Eine Nachricht an die britischen Flugzeugbesatzungen vor dem Angriff endete mit dem Satz „… and incidentally to show the Russians when they arrive what Bomber Command can do.”, was Vonneguts These stützt.

Der SWR hat nun an zwei Sonntagen im November „Schlachthof 5“ als Hörspielfassung gesendet. Zunächst erstaunt, dass sich der SWR eines solchen Stoffes überhaupt annimmt. Dass es zwischen Vergangenheits- und Rechtspopulisten-Bewältigung sowie multikultureller Dauerbeschallung noch Platz für ein so kontroverses Stück Literatur findet, in dem es um alliierte Täter und deutsche Opfer geht, ist bemerkenswert. Es dürfen aber nicht zu viele deutsche Opfer sein, wie wir noch sehen werden.
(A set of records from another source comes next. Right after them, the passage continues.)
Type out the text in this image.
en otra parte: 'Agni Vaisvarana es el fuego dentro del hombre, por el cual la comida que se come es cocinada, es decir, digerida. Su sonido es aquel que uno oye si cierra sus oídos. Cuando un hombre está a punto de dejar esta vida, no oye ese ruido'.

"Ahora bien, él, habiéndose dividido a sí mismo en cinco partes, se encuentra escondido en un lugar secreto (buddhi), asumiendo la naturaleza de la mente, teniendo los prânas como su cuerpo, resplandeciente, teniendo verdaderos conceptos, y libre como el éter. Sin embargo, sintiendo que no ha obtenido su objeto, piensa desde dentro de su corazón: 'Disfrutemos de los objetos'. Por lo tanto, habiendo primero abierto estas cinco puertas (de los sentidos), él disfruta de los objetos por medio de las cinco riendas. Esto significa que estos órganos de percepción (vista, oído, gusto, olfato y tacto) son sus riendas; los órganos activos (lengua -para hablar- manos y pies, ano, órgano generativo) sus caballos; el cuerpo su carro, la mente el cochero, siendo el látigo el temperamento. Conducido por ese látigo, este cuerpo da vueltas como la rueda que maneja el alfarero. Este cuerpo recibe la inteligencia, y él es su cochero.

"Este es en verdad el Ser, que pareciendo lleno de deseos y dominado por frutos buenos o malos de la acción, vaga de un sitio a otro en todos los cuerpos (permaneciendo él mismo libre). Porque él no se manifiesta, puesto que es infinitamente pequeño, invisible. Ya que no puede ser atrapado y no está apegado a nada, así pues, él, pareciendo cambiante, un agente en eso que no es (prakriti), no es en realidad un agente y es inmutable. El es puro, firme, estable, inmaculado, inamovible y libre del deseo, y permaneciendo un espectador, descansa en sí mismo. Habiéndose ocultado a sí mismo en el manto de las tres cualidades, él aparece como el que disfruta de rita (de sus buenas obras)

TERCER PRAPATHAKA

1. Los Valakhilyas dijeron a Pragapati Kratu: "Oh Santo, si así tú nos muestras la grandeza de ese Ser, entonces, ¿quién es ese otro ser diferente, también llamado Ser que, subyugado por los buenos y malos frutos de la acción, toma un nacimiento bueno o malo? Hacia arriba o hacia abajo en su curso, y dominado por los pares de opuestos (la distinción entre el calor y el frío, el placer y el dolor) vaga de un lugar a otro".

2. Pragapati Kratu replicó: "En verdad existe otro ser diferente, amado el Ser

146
Was allerdings beim Vergleich mit dem Buch im Original auffällt: Ein durchaus entscheidender Abschnitt, in dem Vonnegut kurz auf David Irvings Buch „The Destruction of Dresden“ eingeht, und feststellt, dass die Opferzahlen der konventionellen Bombenangriffe auf Dresden oder Tokyo jeweils mehr Menschenleben gekostet haben als die Atombombe in Hiroshima, wurde weggelassen.

Nun ist Irving, der zwischenzeitlich international als „Holocaust-Leugner“ bekannt ist, eine durchaus kontroverse Figur, dessen Thesen man ablehnen mag. Eine Hörspiel-Adaption muss auch nicht jedes Wort und jeden Satz einer Romanvorlage wiedergeben.
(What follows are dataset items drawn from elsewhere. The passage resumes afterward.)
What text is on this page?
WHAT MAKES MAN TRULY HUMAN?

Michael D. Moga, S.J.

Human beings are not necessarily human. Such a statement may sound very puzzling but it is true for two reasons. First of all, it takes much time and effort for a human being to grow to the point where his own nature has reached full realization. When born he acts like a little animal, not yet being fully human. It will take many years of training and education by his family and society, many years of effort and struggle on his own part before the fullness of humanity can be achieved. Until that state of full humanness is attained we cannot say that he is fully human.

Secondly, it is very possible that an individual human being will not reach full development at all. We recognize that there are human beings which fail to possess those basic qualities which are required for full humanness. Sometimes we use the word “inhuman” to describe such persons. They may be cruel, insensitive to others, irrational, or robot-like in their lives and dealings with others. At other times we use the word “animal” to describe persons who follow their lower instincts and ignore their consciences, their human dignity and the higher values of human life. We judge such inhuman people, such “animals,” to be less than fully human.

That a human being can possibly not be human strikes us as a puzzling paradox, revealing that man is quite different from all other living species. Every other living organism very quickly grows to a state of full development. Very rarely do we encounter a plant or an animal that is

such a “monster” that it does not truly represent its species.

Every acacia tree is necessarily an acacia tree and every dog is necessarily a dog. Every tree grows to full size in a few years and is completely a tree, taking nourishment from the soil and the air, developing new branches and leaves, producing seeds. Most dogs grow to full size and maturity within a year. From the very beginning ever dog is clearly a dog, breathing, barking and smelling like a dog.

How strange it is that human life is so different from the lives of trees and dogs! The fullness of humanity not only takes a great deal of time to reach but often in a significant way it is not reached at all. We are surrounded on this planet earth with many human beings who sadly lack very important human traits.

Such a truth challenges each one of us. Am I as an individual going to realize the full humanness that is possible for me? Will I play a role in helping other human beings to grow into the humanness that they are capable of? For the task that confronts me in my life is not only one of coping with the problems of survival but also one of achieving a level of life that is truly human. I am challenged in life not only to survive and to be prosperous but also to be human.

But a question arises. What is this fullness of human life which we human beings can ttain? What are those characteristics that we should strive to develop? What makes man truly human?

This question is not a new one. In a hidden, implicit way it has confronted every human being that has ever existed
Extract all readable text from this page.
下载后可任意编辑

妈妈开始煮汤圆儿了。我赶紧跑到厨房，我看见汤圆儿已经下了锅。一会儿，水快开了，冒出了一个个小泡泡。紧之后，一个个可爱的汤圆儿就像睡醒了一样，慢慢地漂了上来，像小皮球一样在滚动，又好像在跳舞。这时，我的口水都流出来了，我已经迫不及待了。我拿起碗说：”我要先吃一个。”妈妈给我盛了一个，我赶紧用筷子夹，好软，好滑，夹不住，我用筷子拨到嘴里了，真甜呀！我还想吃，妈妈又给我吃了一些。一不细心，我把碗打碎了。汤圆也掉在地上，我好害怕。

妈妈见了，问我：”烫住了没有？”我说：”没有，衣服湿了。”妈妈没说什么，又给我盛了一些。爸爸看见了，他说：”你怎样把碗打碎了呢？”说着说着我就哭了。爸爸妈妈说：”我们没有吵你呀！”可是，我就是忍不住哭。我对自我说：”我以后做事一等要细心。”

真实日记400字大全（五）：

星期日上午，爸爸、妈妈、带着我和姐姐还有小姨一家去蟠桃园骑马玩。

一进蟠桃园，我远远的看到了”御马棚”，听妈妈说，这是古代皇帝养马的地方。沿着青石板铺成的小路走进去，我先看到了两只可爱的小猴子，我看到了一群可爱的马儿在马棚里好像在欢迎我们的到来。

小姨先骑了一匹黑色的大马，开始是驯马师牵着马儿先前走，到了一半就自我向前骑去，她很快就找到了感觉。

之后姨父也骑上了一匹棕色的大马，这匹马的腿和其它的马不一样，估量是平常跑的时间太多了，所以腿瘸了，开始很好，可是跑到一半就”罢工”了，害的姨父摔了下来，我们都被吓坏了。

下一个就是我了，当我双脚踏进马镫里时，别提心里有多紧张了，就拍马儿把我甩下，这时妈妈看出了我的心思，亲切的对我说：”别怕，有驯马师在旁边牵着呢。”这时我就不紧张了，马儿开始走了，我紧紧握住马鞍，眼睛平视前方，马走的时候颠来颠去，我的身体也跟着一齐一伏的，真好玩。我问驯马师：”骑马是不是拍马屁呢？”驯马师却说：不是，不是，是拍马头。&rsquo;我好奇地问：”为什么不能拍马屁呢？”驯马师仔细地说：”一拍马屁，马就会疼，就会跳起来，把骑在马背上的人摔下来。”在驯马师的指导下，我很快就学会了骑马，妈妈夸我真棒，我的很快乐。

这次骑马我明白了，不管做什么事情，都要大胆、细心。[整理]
Allerdings ist dieser Abschnitt für die Intention des Autors unbestreitbar von großer Relevanz und für die Intention des Hörspiel-Regisseurs ist die Streichung dieses Abschnitts ebenfalls von großer Relevanz.

Lücke und Geschichtsklitterung

Es bleibt aber nicht bei einer Lücke, es kommt auch zur Klitterung: Sowohl im englischen Original als auch in der recht aktuellen Übersetzung des Romans von Gregor Hens wird die von Vonnegut genannte Opferzahl von Dresden mit „about one hundred and thirty thousand“ bzw. „etwa einhundertdreisigtausend“ abgedruckt.
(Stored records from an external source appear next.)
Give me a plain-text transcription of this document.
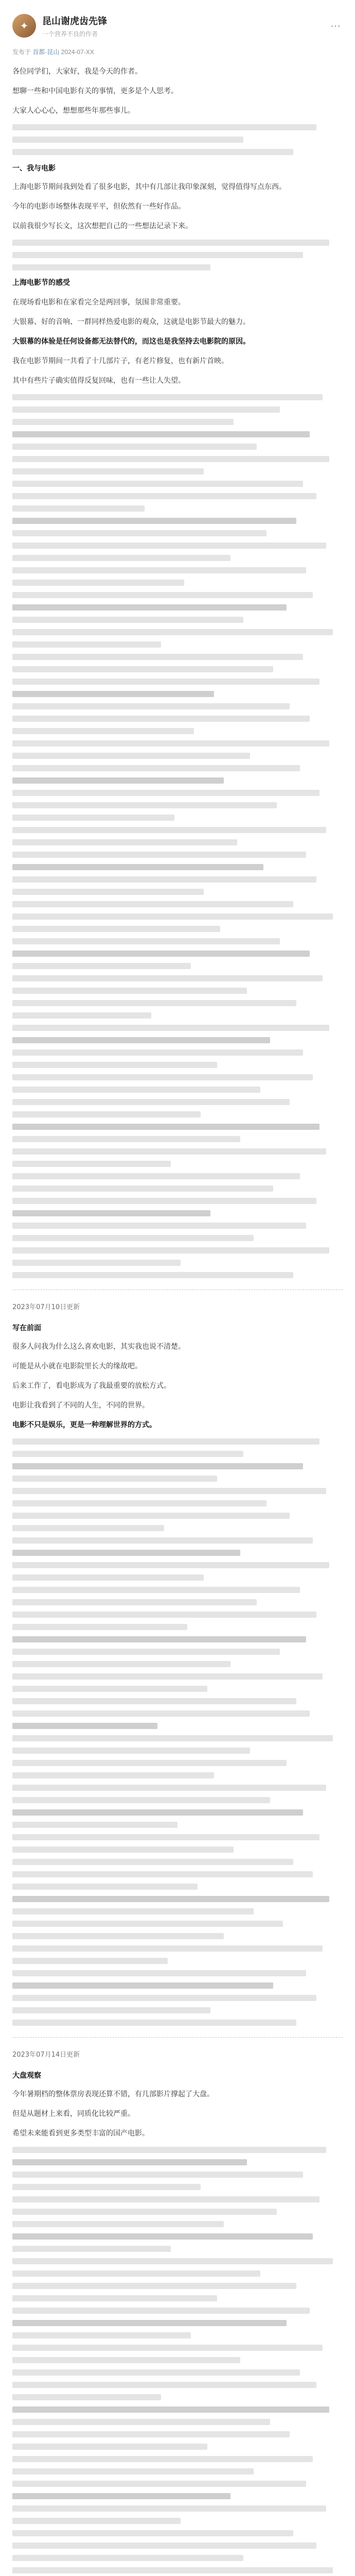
✦	昆山谢虎齿先锋
一个营养不良的作者
⋯
发布于 首都·昆山 2024-07-XX

各位同学们，大家好，我是今天的作者。

想聊一些和中国电影有关的事情，更多是个人思考。

大家人心心心，想想那些年那些事儿。

一、我与电影

上海电影节期间我到处看了很多电影，其中有几部让我印象深刻，觉得值得写点东西。

今年的电影市场整体表现平平，但依然有一些好作品。

以前我很少写长文，这次想把自己的一些想法记录下来。

上海电影节的感受

在现场看电影和在家看完全是两回事，氛围非常重要。

大银幕、好的音响、一群同样热爱电影的观众，这就是电影节最大的魅力。

大银幕的体验是任何设备都无法替代的，而这也是我坚持去电影院的原因。

我在电影节期间一共看了十几部片子，有老片修复，也有新片首映。

其中有些片子确实值得反复回味，也有一些让人失望。

2023年07月10日更新
写在前面

很多人问我为什么这么喜欢电影，其实我也说不清楚。

可能是从小就在电影院里长大的缘故吧。

后来工作了，看电影成为了我最重要的放松方式。

电影让我看到了不同的人生，不同的世界。

电影不只是娱乐，更是一种理解世界的方式。

2023年07月14日更新
大盘观察

今年暑期档的整体票房表现还算不错，有几部影片撑起了大盘。

但是从题材上来看，同质化比较严重。

希望未来能看到更多类型丰富的国产电影。
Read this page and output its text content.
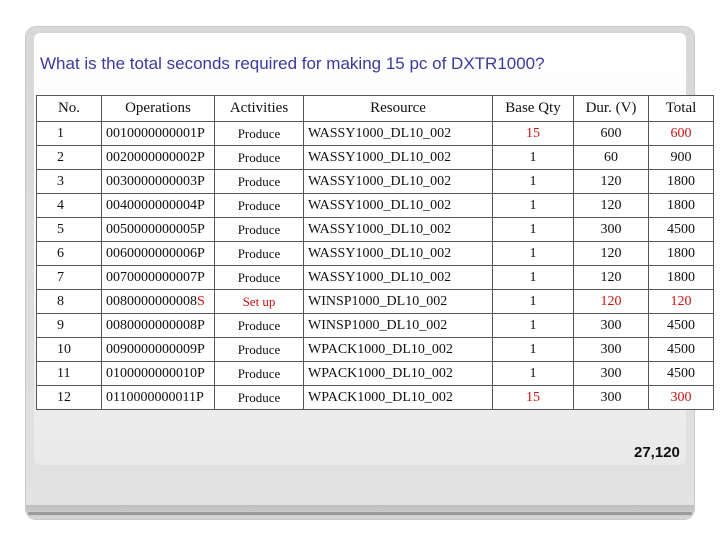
What is the total seconds required for making 15 pc of DXTR1000?
No.	Operations	Activities	Resource	Base Qty	Dur. (V)	Total
1	0010000000001P	Produce	WASSY1000_DL10_002	15	600	600
2	0020000000002P	Produce	WASSY1000_DL10_002	1	60	900
3	0030000000003P	Produce	WASSY1000_DL10_002	1	120	1800
4	0040000000004P	Produce	WASSY1000_DL10_002	1	120	1800
5	0050000000005P	Produce	WASSY1000_DL10_002	1	300	4500
6	0060000000006P	Produce	WASSY1000_DL10_002	1	120	1800
7	0070000000007P	Produce	WASSY1000_DL10_002	1	120	1800
8	0080000000008S	Set up	WINSP1000_DL10_002	1	120	120
9	0080000000008P	Produce	WINSP1000_DL10_002	1	300	4500
10	0090000000009P	Produce	WPACK1000_DL10_002	1	300	4500
11	0100000000010P	Produce	WPACK1000_DL10_002	1	300	4500
12	0110000000011P	Produce	WPACK1000_DL10_002	15	300	300
27,120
Im Hörspiel, Teil 2, Minute 54, werden daraus schlicht „etwa dreißigtausend“. Diese Verfälschung ist dreist und verwerflich. Dreist und verwerflich, selbst wenn die Angaben bezüglich der Opferzahlen von Dresden, die man bei Wikipedia liest, eher bei dreisigtausend als bei einhunderdreisigtausend liegen.

Entscheidend ist in diesem Zusammenhang nämlich nicht die Wahrheit, sondern die exakte Wiedergabe des Romans in den entscheidenden Punkten. Hätte Vonnegut statt einhundertdreißigtausend nur hundert oder aber eine Million Opfer angegeben, auch dann müssten diese abstrusen Zahlen, und nicht das, was ein Regisseur für passender hält, im Hörspiel gelesen werden. Denn ein Roman ist ein Roman ist ein Roman und eben keine Geschichtsbuch oder wissenschaftlicher Artikel, mit dem Anspruch auf Korrektheit und der damit verbundenen Notwendigkeit der Korrektur.

Korrektur macht aus Literatur Klitteratur und aus Kunst Korrektheit statt Intention. Aber ich weiß, in Zeiten überbordender politischer Korrektheit darf ich auf Integrität nicht mehr hoffen.

Und schon gar nicht bei einem Sender, der sich ob solche Klitterungen im Orwellschen Sinne als Beiträger „zur freien Meinungsbildung“ versteht und für den „Unabhängigkeit ein hohes Gut“ ist. So zumindest ist es auf den Web-Seiten des SWR zu lesen. And so it goes.